Today we have been married for four years. In previous years (2008, 2009, and 2010) I wrote lengthy, detailed narratives and meditations on marriage and our wedding. In an effort to not repeat myself...well, I'll just try not to repeat myself. :)
This fourth year of marriage has been challenging. I'm not going to lie: infertility can be brutal on a marriage. Luckily, I wouldn't say it's been brutal on ours. I just said that I can easily see how it could be. While this fourth year hasn't brought us any success in our most salient goal (having a kid, duh)...I guess you could say that all this time in the trenches has accomplished some deeper stuff. There's something to be said about going through prolonged pain and less-than-ideal circumstances. It shows you what you're made of. It shows you what your partner is made of. It gives you (us) a feeling of us against the world. A sense that we're in this together, no matter what. And I guess that in some ways, it makes you recognize your strength as a couple. Hey. Anyone can breeze through the "better", "in health, and "richer" portions of life and pat themselves on the back for a marriage well done. But this? This stuff sucks. And if we can make it through this-- and we still actually LIKE each other?? We can do anything.
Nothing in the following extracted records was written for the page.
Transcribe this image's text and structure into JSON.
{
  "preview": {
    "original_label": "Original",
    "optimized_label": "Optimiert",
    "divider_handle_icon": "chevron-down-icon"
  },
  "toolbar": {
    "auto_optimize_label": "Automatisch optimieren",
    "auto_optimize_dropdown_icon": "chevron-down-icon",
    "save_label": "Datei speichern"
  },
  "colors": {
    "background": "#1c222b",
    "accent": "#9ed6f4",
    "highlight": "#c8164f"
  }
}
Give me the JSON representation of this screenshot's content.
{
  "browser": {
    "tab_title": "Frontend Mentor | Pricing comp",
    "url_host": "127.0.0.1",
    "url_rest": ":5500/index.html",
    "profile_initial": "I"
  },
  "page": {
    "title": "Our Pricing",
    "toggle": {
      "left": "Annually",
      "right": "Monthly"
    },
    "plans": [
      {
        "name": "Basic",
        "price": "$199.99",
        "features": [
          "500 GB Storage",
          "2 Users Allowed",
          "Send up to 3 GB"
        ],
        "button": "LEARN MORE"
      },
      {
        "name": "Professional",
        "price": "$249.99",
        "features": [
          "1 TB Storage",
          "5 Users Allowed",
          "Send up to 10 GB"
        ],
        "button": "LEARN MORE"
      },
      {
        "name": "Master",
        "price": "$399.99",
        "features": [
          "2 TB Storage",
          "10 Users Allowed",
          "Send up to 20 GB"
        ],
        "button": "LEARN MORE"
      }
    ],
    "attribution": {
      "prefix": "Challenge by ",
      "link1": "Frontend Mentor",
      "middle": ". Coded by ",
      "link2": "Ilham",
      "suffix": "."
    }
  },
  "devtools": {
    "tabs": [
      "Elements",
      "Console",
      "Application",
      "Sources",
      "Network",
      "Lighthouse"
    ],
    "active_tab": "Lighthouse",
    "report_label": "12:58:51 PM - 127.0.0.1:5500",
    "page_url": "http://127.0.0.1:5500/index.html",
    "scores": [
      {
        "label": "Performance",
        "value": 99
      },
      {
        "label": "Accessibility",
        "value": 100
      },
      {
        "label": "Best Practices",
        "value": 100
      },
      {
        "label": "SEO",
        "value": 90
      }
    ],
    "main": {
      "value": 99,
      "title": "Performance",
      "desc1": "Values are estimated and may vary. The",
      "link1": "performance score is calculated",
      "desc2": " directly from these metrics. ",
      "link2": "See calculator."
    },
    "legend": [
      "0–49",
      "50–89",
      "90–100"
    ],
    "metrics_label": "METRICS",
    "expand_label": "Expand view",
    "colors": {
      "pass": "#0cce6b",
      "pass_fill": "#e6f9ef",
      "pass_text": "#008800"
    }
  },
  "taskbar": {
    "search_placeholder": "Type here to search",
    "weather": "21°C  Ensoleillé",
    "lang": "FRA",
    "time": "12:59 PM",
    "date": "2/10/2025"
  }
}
This past year, I've gotten to experience new depths of Matt's steadfastness. His commitment, his thoughtfulness, and his love for me are unwavering. I am a constant roller coaster of emotions, and he is able to rise up to meet whatever side of me is currently greeting him at the door. He loves me when I'm happy. He loves me when I'm curled up in a fetal position in the closet, bawling my eyes out. He drives me to town to look at paint samples for the nursery and crib bedding on the days I'm feeling hopeful. He sits with me and holds me in random stairwells and stifling hot cars when I'm too overwhelmed and sad to be around people at whatever event I'm currently at. He prays that God will bring us our baby. Every. Single. Day. Sometimes he prays for her by name... and if we ever decide on a boy name, he'll pray for him by name, too.
Did you know that for four years, he has made and packed my lunch almost every single (work) day? And we're not talking about slapping some peanut butter on bread. He caters my meals to my every passing whim (which are many), because I frequently change my mind about food and what kind I would like to eat. He wakes up with me every single morning to make my coffee and my lunch, even though he could easily sleep another hour and a half before he needed to get up. This isn't something I have to beg or blackmail him to do. He does this because he loves me. It's just who he is.
Sometimes it's easy for me to believe that God loves me. I see the example my dad set for me, both in how he loved me and in how he loves my mom. And I see how Matt lays down his own life for me every day. And I think that if mere humans can love me this well...then how much more does our God love us?